日本の支援と2030年に向けたイニシアティブ
このフォーラムを通じ、日本政府はメコン地域に対する具体的な支援策を発表した。メコン河の干ばつや洪水に対処するため、早期警報システムの強化を目的とした無償資金協力を実施するほか、ヘイズ汚染の早期警戒システムの導入を支援する方針を示した。

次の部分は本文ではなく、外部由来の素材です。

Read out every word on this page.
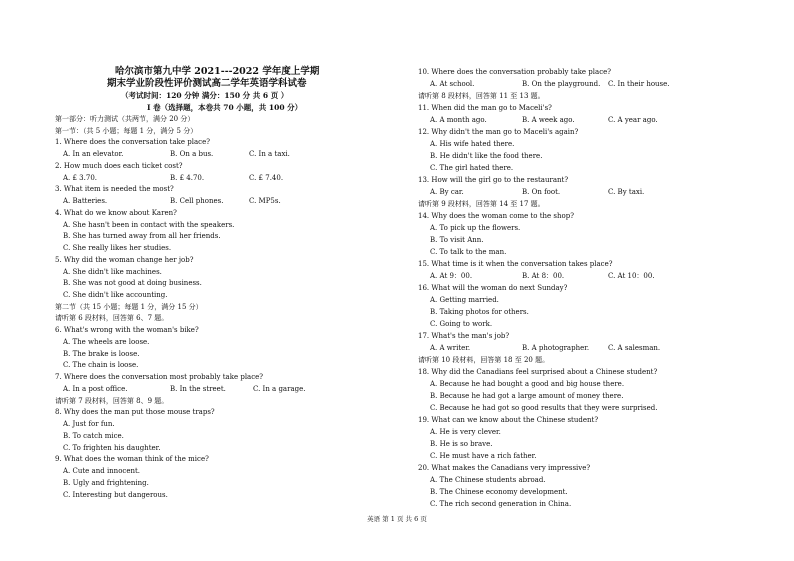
哈尔滨市第九中学 2021---2022 学年度上学期
期末学业阶段性评价测试高二学年英语学科试卷
（考试时间：120 分钟 满分：150 分 共 6 页 ）
I 卷（选择题，本卷共 70 小题，共 100 分）
第一部分：听力测试（共两节，满分 20 分）
第一节：（共 5 小题；每题 1 分，满分 5 分）
1. Where does the conversation take place?
A. In an elevator.	B. On a bus.	C. In a taxi.
2. How much does each ticket cost?
A. £ 3.70.	B. £ 4.70.	C. £ 7.40.
3. What item is needed the most?
A. Batteries.	B. Cell phones.	C. MP5s.
4. What do we know about Karen?
A. She hasn't been in contact with the speakers.
B. She has turned away from all her friends.
C. She really likes her studies.
5. Why did the woman change her job?
A. She didn't like machines.
B. She was not good at doing business.
C. She didn't like accounting.
第二节（共 15 小题；每题 1 分，满分 15 分）
请听第 6 段材料，回答第 6、7 题。
6. What's wrong with the woman's bike?
A. The wheels are loose.
B. The brake is loose.
C. The chain is loose.
7. Where does the conversation most probably take place?
A. In a post office.	B. In the street.	C. In a garage.
请听第 7 段材料，回答第 8、9 题。
8. Why does the man put those mouse traps?
A. Just for fun.
B. To catch mice.
C. To frighten his daughter.
9. What does the woman think of the mice?
A. Cute and innocent.
B. Ugly and frightening.
C. Interesting but dangerous.
10. Where does the conversation probably take place?
A. At school.	B. On the playground. C. In their house.
请听第 8 段材料，回答第 11 至 13 题。
11. When did the man go to Maceli's?
A. A month ago.	B. A week ago.	C. A year ago.
12. Why didn't the man go to Maceli's again?
A. His wife hated there.
B. He didn't like the food there.
C. The girl hated there.
13. How will the girl go to the restaurant?
A. By car.	B. On foot.	C. By taxi.
请听第 9 段材料，回答第 14 至 17 题。
14. Why does the woman come to the shop?
A. To pick up the flowers.
B. To visit Ann.
C. To talk to the man.
15. What time is it when the conversation takes place?
A. At 9：00.	B. At 8：00.	C. At 10：00.
16. What will the woman do next Sunday?
A. Getting married.
B. Taking photos for others.
C. Going to work.
17. What's the man's job?
A. A writer.	B. A photographer.	C. A salesman.
请听第 10 段材料，回答第 18 至 20 题。
18. Why did the Canadians feel surprised about a Chinese student?
A. Because he had bought a good and big house there.
B. Because he had got a large amount of money there.
C. Because he had got so good results that they were surprised.
19. What can we know about the Chinese student?
A. He is very clever.
B. He is so brave.
C. He must have a rich father.
20. What makes the Canadians very impressive?
A. The Chinese students abroad.
B. The Chinese economy development.
C. The rich second generation in China.
英语 第 1 页 共 6 页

また、日本政府は2019年にバンコクで策定された「2030年に向けたSDGsのための日・メコンイニシアティブ」に基づき、メコン地域の持続可能な発展を引き続き支援していく。同イニシアティブでは、環境問題や気候変動、資源管理、包摂的な成長といった分野における協力の優先事項を定めており、日本は長年にわたりメコン地域の発展に貢献してきた。
今後の展望
今後、日本政府は「2030年に向けたSDGsのための日・メコンイニシアティブ」および「日・メコン協力戦略2024」に基づき、メコン地域の持続可能な発展を引き続き支援していく方針だ。環境・都市問題への対策として、廃棄物管理や水資源の管理、再生可能エネルギーの推進などが含まれている。